9 The Italian Supreme Court in December 2009 ruled that ISPs could be obliged to cut access to the then-Swedishbased The Pirate Bay (TBP) domain. See International Federation of the Phonographic Industry (IFPI), Italy’s Supreme Court explains ruling that ISPs should block The Pirate Bay, Jan. 8, 2010, available at http://www.ifpi.org/content/section_news/20100108.html. In early February 2010, Italian prosecutors ordered all national access providers to block TBP. See Block The Pirate Bay, Italian ISPs ordered, Feb. 10, 2010, available at http://www.p2pnet.net/story/35342. Action has also been taken action against TBP in Ireland and Denmark. One major Irish ISP, Eircom, blocked access to TPB in July 2009 (using both DNS and IP address blocking). See Austin Modine, Eircom to block Pirate Bay, The Register, Feb. 23, 2010, available at http://www.theregister.co.uk/2009/02/23/irma_demands_irish_isps_block_access_to_piracy_sites/. In Denmark, the recording industry obtained an injunction against an ISP (Tele2, now Telenor) requiring it to block access to TPB; this was confirmed on appeal, and, in May 2010 the Supreme Court upheld the injunction. See European Digital Rights (EDRi), Danish supreme court upholds injunction to block the Pirate Bay, June 2, 2010, available at http://www.edri.org/edrigram/number8.11/piratebay-denmark-supreme-court. The Court did not require IP address blocking, only blocking of the site’s domain and sub-‐domains (DNS blocking).

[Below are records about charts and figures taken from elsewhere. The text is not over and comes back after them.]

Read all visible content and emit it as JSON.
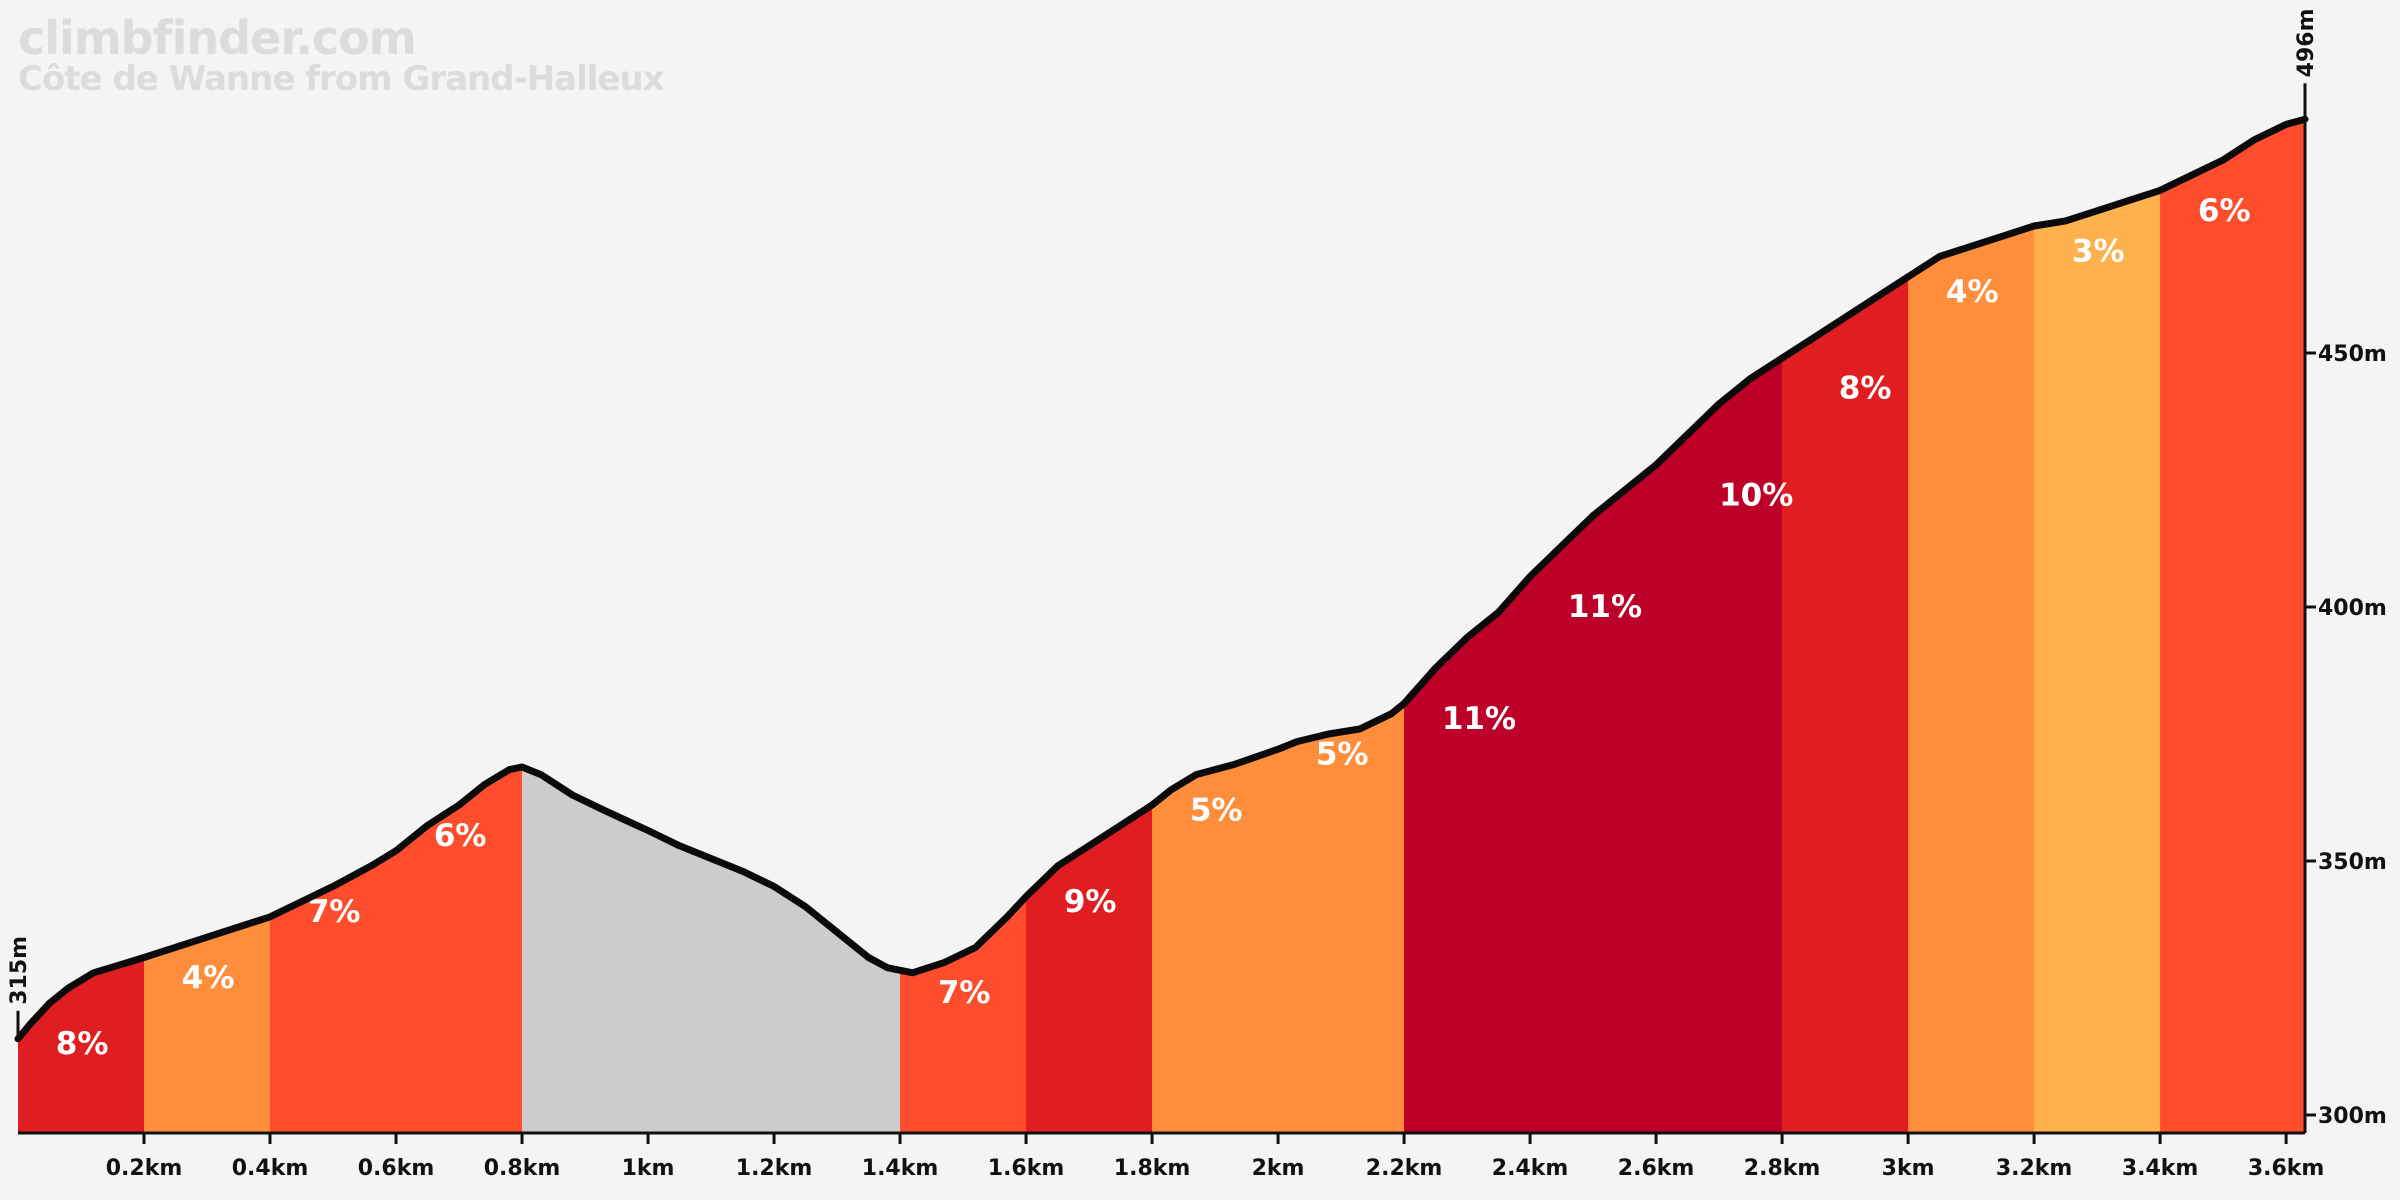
{
  "brand": {
    "site": "climbfinder.com",
    "climb": "Côte de Wanne from Grand-Halleux"
  },
  "chart_data": {
    "type": "area",
    "x_unit": "km",
    "y_unit": "m",
    "xlim": [
      0,
      3.63
    ],
    "ylim": [
      300,
      500
    ],
    "x_ticks": [
      "0.2km",
      "0.4km",
      "0.6km",
      "0.8km",
      "1km",
      "1.2km",
      "1.4km",
      "1.6km",
      "1.8km",
      "2km",
      "2.2km",
      "2.4km",
      "2.6km",
      "2.8km",
      "3km",
      "3.2km",
      "3.4km",
      "3.6km"
    ],
    "x_tick_values": [
      0.2,
      0.4,
      0.6,
      0.8,
      1.0,
      1.2,
      1.4,
      1.6,
      1.8,
      2.0,
      2.2,
      2.4,
      2.6,
      2.8,
      3.0,
      3.2,
      3.4,
      3.6
    ],
    "y_ticks": [
      "300m",
      "350m",
      "400m",
      "450m"
    ],
    "y_tick_values": [
      300,
      350,
      400,
      450
    ],
    "start_label": "315m",
    "end_label": "496m",
    "start_elevation": 315,
    "end_elevation": 496,
    "profile": [
      [
        0.0,
        315
      ],
      [
        0.02,
        318
      ],
      [
        0.05,
        322
      ],
      [
        0.08,
        325
      ],
      [
        0.12,
        328
      ],
      [
        0.2,
        331
      ],
      [
        0.3,
        335
      ],
      [
        0.4,
        339
      ],
      [
        0.45,
        342
      ],
      [
        0.5,
        345
      ],
      [
        0.56,
        349
      ],
      [
        0.6,
        352
      ],
      [
        0.65,
        357
      ],
      [
        0.7,
        361
      ],
      [
        0.74,
        365
      ],
      [
        0.78,
        368
      ],
      [
        0.8,
        368.5
      ],
      [
        0.83,
        367
      ],
      [
        0.88,
        363
      ],
      [
        0.93,
        360
      ],
      [
        1.0,
        356
      ],
      [
        1.05,
        353
      ],
      [
        1.15,
        348
      ],
      [
        1.2,
        345
      ],
      [
        1.25,
        341
      ],
      [
        1.3,
        336
      ],
      [
        1.35,
        331
      ],
      [
        1.38,
        329
      ],
      [
        1.42,
        328
      ],
      [
        1.47,
        330
      ],
      [
        1.52,
        333
      ],
      [
        1.57,
        339
      ],
      [
        1.6,
        343
      ],
      [
        1.65,
        349
      ],
      [
        1.7,
        353
      ],
      [
        1.75,
        357
      ],
      [
        1.8,
        361
      ],
      [
        1.83,
        364
      ],
      [
        1.87,
        367
      ],
      [
        1.93,
        369
      ],
      [
        2.0,
        372
      ],
      [
        2.03,
        373.5
      ],
      [
        2.08,
        375
      ],
      [
        2.13,
        376
      ],
      [
        2.18,
        379
      ],
      [
        2.2,
        381
      ],
      [
        2.25,
        388
      ],
      [
        2.3,
        394
      ],
      [
        2.35,
        399
      ],
      [
        2.4,
        406
      ],
      [
        2.45,
        412
      ],
      [
        2.5,
        418
      ],
      [
        2.55,
        423
      ],
      [
        2.6,
        428
      ],
      [
        2.65,
        434
      ],
      [
        2.7,
        440
      ],
      [
        2.75,
        445
      ],
      [
        2.8,
        449
      ],
      [
        2.85,
        453
      ],
      [
        2.9,
        457
      ],
      [
        2.95,
        461
      ],
      [
        3.0,
        465
      ],
      [
        3.05,
        469
      ],
      [
        3.1,
        471
      ],
      [
        3.15,
        473
      ],
      [
        3.2,
        475
      ],
      [
        3.25,
        476
      ],
      [
        3.3,
        478
      ],
      [
        3.35,
        480
      ],
      [
        3.4,
        482
      ],
      [
        3.45,
        485
      ],
      [
        3.5,
        488
      ],
      [
        3.55,
        492
      ],
      [
        3.6,
        495
      ],
      [
        3.63,
        496
      ]
    ],
    "segments": [
      {
        "x0": 0.0,
        "x1": 0.2,
        "label": "8%",
        "color": "#e01d20"
      },
      {
        "x0": 0.2,
        "x1": 0.4,
        "label": "4%",
        "color": "#fe8e3c"
      },
      {
        "x0": 0.4,
        "x1": 0.8,
        "label": "7%",
        "color": "#fe4d2d"
      },
      {
        "x0": 0.8,
        "x1": 1.4,
        "label": "",
        "color": "#cccccc"
      },
      {
        "x0": 1.4,
        "x1": 1.6,
        "label": "7%",
        "color": "#fe4d2d"
      },
      {
        "x0": 1.6,
        "x1": 1.8,
        "label": "9%",
        "color": "#e01d20"
      },
      {
        "x0": 1.8,
        "x1": 2.2,
        "label": "5%",
        "color": "#fe8e3c"
      },
      {
        "x0": 2.2,
        "x1": 2.8,
        "label": "11%",
        "color": "#bd0027"
      },
      {
        "x0": 2.8,
        "x1": 3.0,
        "label": "8%",
        "color": "#e01d20"
      },
      {
        "x0": 3.0,
        "x1": 3.2,
        "label": "4%",
        "color": "#fe8e3c"
      },
      {
        "x0": 3.2,
        "x1": 3.4,
        "label": "3%",
        "color": "#feb14c"
      },
      {
        "x0": 3.4,
        "x1": 3.63,
        "label": "6%",
        "color": "#fe4d2d"
      }
    ],
    "gradient_labels": [
      {
        "x": 0.06,
        "y": 312,
        "text": "8%"
      },
      {
        "x": 0.26,
        "y": 325,
        "text": "4%"
      },
      {
        "x": 0.46,
        "y": 338,
        "text": "7%"
      },
      {
        "x": 0.66,
        "y": 353,
        "text": "6%"
      },
      {
        "x": 1.46,
        "y": 322,
        "text": "7%"
      },
      {
        "x": 1.66,
        "y": 340,
        "text": "9%"
      },
      {
        "x": 1.86,
        "y": 358,
        "text": "5%"
      },
      {
        "x": 2.06,
        "y": 369,
        "text": "5%"
      },
      {
        "x": 2.26,
        "y": 376,
        "text": "11%"
      },
      {
        "x": 2.46,
        "y": 398,
        "text": "11%"
      },
      {
        "x": 2.7,
        "y": 420,
        "text": "10%"
      },
      {
        "x": 2.89,
        "y": 441,
        "text": "8%"
      },
      {
        "x": 3.06,
        "y": 460,
        "text": "4%"
      },
      {
        "x": 3.26,
        "y": 468,
        "text": "3%"
      },
      {
        "x": 3.46,
        "y": 476,
        "text": "6%"
      }
    ],
    "grid": false
  }
}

10 When a consumer tries to reach a website associated with a domain name, the consumer’s ISP identifies and contacts the relevant registry associated with the requested domain name, such as VeriSign for “.com” top-level domain names, because the registry controls the root name servers that will direct Internet traffic to the correct website. The registry, in turn, directs the user to an authoritative domain name server, which, in most circumstances, is the registrar of the specific domain name. The registrar then sends the Internet user to the content identified by its customer, the domain name registrant, which is housed on a specific server, identified by an IP address connected with a particular domain name (or group of domain names).